During my years of legal practice, especially handling third-party injury claims, I have seen so many times, and in numerous ways, how personal counsel (or private counsel or corporate counsel) has proven to be a valuable, positive factor for case resolutions, evaluations, damage control and even trials.
Let me explain...
I have been practicing law since 1990 and a significant amount of my law practice involves representing individuals, families and companies in third-party injury or commercial claims.
For example, ABC Insurance Company will retain me to represent its customers/insureds in a pre-suit or litigated tort or commercial damages case.
To defend the case I,
- investigate and gather facts,
- assess the law and standards involved,
- and evaluate clients’ risks, responsibilities and potential exposure.
Helping to See Through New Eyes
Sometimes though, it is that additional "outside" set of eyes, i.e. personal counsel, looking at a case and examining risks that provides a valuable second opinion.
In fact, often it is the personal counsel that helps get the case resolved and closed successfully.
That’s because invariably when personal counsel reviews a case, he or she identifies additional witnesses, or documents, or even an approach to the case.
As defense counsel, I have received (or, as personal counsel I have sometimes sent) letters and emails with questions like,
- "Have you considered deposing (fill in the name here) . . ?"
- Or, "What about a Request to Produce seeking X document?"
Breaking the Log Jam
As personal counsel for an insured in a case, I recently suggested a mock trial/focus group.
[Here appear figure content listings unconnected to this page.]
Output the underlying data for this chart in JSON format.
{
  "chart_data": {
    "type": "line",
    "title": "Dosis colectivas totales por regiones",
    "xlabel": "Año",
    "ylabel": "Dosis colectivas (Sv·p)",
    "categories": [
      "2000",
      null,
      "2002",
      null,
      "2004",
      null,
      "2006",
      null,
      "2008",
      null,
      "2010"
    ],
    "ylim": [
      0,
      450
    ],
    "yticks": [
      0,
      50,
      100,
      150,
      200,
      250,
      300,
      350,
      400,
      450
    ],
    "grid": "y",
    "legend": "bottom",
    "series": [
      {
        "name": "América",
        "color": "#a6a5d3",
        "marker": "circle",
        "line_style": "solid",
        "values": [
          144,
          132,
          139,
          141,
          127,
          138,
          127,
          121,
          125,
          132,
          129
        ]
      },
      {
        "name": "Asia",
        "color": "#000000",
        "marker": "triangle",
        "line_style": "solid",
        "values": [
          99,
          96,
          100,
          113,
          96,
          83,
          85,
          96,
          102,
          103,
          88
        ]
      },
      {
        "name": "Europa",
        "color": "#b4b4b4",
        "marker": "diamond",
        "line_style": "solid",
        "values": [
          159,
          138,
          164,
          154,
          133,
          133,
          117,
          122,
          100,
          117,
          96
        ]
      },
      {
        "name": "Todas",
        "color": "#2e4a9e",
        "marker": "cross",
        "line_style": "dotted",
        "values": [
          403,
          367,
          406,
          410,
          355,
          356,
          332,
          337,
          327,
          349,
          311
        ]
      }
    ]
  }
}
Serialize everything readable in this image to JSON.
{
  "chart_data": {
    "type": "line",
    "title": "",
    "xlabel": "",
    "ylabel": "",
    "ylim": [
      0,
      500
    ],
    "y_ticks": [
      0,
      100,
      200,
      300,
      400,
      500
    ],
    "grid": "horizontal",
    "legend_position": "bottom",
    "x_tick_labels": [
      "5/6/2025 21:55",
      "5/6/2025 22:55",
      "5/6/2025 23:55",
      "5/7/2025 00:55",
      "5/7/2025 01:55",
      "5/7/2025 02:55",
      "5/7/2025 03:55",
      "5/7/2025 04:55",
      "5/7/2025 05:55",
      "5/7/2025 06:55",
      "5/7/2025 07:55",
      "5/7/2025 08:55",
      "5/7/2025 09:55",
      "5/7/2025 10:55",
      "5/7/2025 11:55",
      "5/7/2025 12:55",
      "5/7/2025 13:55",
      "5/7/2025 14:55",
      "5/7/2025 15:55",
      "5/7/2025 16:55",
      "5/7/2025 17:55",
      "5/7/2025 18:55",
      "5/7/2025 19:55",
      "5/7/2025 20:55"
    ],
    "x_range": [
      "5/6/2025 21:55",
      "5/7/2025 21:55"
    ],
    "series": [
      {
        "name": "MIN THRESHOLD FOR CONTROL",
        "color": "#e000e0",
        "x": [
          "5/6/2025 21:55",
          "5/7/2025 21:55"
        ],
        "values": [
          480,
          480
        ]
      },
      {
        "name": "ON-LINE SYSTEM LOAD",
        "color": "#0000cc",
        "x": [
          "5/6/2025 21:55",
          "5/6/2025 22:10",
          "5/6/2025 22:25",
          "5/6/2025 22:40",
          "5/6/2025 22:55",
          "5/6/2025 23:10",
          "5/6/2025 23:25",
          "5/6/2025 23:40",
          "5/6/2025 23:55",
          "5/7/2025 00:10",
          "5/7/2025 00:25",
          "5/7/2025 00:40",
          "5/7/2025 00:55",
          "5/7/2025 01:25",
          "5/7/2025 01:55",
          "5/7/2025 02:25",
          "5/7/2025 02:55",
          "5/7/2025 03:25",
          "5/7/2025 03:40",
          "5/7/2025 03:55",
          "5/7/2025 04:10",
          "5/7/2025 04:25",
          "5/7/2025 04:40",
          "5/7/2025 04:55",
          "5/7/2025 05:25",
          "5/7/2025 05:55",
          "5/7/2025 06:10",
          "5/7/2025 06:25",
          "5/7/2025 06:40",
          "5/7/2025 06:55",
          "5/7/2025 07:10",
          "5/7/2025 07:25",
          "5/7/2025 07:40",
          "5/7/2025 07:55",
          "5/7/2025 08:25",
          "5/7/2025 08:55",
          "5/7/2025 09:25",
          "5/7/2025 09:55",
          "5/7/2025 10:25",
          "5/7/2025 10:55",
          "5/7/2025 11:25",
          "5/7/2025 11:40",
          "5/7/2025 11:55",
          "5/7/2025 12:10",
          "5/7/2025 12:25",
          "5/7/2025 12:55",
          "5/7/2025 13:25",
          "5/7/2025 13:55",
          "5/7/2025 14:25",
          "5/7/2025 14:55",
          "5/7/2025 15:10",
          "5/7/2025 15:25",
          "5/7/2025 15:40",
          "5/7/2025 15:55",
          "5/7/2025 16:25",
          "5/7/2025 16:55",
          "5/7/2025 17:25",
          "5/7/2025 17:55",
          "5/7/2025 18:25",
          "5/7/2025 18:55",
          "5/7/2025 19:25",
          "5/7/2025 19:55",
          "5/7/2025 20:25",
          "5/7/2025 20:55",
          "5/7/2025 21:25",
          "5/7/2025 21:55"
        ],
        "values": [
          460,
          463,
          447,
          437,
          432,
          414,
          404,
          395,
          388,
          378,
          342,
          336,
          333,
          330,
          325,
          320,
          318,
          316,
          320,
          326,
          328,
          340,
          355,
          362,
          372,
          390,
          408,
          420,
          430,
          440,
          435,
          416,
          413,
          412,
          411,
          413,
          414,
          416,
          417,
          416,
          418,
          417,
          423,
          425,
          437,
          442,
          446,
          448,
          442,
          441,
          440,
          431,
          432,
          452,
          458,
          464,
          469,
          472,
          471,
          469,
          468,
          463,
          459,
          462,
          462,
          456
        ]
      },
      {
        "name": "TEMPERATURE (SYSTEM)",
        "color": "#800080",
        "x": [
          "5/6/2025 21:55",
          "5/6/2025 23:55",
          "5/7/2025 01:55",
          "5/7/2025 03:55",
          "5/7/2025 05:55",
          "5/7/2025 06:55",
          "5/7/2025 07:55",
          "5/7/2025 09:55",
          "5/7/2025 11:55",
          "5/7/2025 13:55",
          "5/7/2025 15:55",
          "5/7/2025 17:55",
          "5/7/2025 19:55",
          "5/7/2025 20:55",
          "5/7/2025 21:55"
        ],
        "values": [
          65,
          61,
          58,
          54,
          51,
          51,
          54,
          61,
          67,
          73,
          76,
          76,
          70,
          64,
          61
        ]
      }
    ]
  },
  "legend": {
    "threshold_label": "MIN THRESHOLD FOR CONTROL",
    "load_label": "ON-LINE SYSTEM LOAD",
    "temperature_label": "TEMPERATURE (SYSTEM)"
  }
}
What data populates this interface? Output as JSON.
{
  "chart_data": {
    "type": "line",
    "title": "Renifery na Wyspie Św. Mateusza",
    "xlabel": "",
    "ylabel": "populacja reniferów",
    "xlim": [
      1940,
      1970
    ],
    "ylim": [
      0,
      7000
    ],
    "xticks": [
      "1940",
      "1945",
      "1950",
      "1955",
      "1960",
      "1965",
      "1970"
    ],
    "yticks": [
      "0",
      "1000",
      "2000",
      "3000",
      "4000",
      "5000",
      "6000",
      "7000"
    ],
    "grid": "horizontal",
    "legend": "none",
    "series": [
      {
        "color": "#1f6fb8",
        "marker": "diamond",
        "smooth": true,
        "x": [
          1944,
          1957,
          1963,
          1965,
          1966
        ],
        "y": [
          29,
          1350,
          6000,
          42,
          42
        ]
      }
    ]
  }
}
That step broke up a "log jam" with regard to case valuation and exposure.
In another case I added my requested opinion on case settlement value and, after being invited to assist, facilitated negotiations.
That case settled, my client was relieved, and my client's insurance company was able to close a file.
Helping to Close the Case
So, bottom line, when personal counsel is hired, he or she can first act to further protect the client (i.e. the insured).
Then second, personal counsel can assist by helping to move the case toward a more refined or accurate evaluation and ultimate resolution.
 The personal counsel is a private attorney/firm, whose services are retained and paid for “personally” by the insured.